A high-street clothing retailer specialising in womenswear.
A high-street clothing retailer wanted an analytical toolset to allocate digital marketing spend across multiple channels to maximise their return on investment on advertising spend. This toolset needed to model marketing cost, profitability, and payback periods for different marketing channels including Customer Acquisition Costs (CAC), Cost Per Acquisition (CPA), and Customer Lifetime Value (CLTV).
This understanding was used to develop a strategic decision-making tool to inform marketing spend allocation for marketing executives to use on a daily basis to inform budget allocation between channels (PPC, Paid Social) and across geographies.
We approached the project with data analysis to develop an understanding of the historic trends of the client’s marketing. Historical cohort analysis was used to develop an understanding of the client’s Cost Per Acquisition (CPA) and Customer Lifetime Value (CLTV) of each of their different channels and markets.

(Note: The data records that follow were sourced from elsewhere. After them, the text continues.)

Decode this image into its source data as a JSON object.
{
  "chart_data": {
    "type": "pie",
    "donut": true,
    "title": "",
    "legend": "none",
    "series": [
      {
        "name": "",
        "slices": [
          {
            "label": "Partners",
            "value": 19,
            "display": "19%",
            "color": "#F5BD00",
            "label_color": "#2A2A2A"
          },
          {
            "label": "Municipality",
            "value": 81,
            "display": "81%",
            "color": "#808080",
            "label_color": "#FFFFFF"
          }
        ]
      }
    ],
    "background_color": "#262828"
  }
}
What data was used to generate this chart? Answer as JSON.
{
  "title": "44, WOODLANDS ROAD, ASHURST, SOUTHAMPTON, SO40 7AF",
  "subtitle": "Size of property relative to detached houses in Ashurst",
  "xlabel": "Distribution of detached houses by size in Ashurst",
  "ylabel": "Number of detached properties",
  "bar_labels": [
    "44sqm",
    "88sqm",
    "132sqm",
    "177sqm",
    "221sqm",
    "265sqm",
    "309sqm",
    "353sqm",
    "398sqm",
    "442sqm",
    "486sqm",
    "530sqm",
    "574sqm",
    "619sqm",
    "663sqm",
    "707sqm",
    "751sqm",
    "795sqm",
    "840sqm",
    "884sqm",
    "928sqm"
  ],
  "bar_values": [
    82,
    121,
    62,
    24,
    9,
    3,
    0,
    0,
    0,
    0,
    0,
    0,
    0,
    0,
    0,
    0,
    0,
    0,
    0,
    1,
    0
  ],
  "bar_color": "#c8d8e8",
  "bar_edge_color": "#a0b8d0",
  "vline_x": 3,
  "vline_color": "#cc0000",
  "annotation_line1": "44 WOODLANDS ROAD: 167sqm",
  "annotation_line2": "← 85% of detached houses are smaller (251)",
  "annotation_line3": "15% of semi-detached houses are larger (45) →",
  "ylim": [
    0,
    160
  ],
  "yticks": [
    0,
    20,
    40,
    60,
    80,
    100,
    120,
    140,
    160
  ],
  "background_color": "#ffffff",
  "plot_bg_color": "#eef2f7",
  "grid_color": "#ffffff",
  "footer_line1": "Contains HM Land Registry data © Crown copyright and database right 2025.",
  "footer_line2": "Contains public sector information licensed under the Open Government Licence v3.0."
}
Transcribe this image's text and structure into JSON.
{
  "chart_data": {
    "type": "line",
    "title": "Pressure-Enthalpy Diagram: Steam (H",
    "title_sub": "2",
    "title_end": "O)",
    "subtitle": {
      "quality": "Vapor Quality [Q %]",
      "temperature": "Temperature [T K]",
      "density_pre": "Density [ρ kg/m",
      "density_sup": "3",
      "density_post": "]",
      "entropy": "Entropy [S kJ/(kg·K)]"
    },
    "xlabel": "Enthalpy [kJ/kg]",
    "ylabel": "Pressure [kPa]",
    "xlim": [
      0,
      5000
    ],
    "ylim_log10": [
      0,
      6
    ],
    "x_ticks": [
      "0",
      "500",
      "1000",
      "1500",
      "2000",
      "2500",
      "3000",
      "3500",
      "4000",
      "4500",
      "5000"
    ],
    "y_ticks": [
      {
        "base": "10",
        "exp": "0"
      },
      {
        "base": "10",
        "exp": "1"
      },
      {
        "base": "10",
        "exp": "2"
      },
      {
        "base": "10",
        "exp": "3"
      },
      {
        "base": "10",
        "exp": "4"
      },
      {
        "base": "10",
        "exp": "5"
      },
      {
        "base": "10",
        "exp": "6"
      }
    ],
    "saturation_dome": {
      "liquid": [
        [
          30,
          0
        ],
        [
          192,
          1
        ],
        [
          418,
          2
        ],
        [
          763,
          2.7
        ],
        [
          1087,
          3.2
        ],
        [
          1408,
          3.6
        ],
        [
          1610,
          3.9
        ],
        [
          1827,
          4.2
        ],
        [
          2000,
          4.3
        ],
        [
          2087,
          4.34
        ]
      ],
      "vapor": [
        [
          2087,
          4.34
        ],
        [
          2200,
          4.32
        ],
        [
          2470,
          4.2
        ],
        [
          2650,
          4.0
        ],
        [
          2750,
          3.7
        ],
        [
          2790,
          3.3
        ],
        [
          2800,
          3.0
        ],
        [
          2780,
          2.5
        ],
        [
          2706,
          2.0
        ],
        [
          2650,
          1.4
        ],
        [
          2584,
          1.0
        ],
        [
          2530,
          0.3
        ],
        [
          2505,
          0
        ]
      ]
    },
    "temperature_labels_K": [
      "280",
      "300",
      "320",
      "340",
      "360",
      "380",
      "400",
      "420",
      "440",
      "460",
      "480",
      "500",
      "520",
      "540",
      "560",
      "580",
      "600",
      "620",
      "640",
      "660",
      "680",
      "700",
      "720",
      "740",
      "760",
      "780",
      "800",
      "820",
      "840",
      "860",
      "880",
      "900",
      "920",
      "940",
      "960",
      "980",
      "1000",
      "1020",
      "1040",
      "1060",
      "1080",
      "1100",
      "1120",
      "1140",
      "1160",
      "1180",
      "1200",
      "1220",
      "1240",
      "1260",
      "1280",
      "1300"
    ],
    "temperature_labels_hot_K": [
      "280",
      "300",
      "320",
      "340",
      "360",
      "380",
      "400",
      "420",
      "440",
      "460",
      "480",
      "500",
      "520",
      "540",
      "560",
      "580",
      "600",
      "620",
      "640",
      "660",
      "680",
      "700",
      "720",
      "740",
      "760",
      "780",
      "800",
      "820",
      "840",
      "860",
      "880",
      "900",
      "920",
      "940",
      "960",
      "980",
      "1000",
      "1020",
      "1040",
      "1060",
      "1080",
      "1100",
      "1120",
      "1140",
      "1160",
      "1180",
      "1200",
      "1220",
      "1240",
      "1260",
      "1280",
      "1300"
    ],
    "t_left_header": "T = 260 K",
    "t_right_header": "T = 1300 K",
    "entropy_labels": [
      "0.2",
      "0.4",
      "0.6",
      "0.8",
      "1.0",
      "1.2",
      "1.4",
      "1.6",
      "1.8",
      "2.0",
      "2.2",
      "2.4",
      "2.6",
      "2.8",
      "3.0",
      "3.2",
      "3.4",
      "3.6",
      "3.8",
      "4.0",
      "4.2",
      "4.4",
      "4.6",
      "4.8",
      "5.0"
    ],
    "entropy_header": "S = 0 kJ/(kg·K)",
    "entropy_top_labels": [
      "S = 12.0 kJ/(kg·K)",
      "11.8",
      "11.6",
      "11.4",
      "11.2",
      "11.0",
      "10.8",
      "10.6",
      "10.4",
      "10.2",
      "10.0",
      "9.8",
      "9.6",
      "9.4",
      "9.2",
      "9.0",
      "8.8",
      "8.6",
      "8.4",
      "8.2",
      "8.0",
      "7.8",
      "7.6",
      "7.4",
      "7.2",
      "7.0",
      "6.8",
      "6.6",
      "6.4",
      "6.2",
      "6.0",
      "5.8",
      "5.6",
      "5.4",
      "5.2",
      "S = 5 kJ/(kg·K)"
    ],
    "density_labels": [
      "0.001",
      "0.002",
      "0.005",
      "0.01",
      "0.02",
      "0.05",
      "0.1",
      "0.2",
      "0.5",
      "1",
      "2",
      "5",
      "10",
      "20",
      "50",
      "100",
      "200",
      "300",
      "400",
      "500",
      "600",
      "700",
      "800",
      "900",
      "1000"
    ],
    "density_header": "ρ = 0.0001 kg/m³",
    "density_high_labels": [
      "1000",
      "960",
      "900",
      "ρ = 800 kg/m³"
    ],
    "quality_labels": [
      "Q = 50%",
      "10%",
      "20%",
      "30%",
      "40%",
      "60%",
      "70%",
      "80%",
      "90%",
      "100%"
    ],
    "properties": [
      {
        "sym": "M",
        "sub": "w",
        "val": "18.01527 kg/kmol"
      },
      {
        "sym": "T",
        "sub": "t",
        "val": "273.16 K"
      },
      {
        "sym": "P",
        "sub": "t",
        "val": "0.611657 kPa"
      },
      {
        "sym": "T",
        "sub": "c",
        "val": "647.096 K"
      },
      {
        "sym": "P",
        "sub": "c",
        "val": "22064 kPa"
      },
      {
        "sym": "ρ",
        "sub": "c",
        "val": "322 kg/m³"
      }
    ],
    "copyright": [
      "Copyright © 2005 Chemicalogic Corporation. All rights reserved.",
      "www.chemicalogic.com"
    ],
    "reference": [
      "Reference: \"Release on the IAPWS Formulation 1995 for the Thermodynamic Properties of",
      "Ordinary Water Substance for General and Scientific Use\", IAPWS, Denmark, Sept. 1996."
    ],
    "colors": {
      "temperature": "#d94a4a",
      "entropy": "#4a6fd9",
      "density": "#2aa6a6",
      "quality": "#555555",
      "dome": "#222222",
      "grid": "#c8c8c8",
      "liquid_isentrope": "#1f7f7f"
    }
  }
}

The client was provided with 3 core outputs to enable a data-driven culture of commercial decision making:
A self-service analytics data cube with connections to Google Analytics,
Google/Facebook Ads
A Tableau reporting suite showing key metrics on a live basis to track performance and assess campaign success
A bespoke decision support tool to allocate marketing budget which factors in the loyalty of customers
These were handed over to client teams to inform decisions on an on-going basis.
Exploratory Data Analysis
ETL Connections
Google Big Query
Excel Visual Basic Studio
Tableau
By optimising digital marketing spend allocation, and targeting loyal customers, cost per acquisition was reduced by 10% while enabling the business to continue to grow.
Additionally, through enabling a self-service data culture with Tableau dashboards, and establishing a well-structured data cube, client data analysts can refocus their efforts towards generating high-impact insights to support critical decisions.
QuantSpark’s hybrid strategy and data science consultants were able to design a robust cloud-based data cube with built-in analytics layers for the client to use and create a strategic decision support tool to make recommendations for marketing budget allocation.
This ensured the data engineering and analytical tool development was rooted in commercial understanding and business practicality.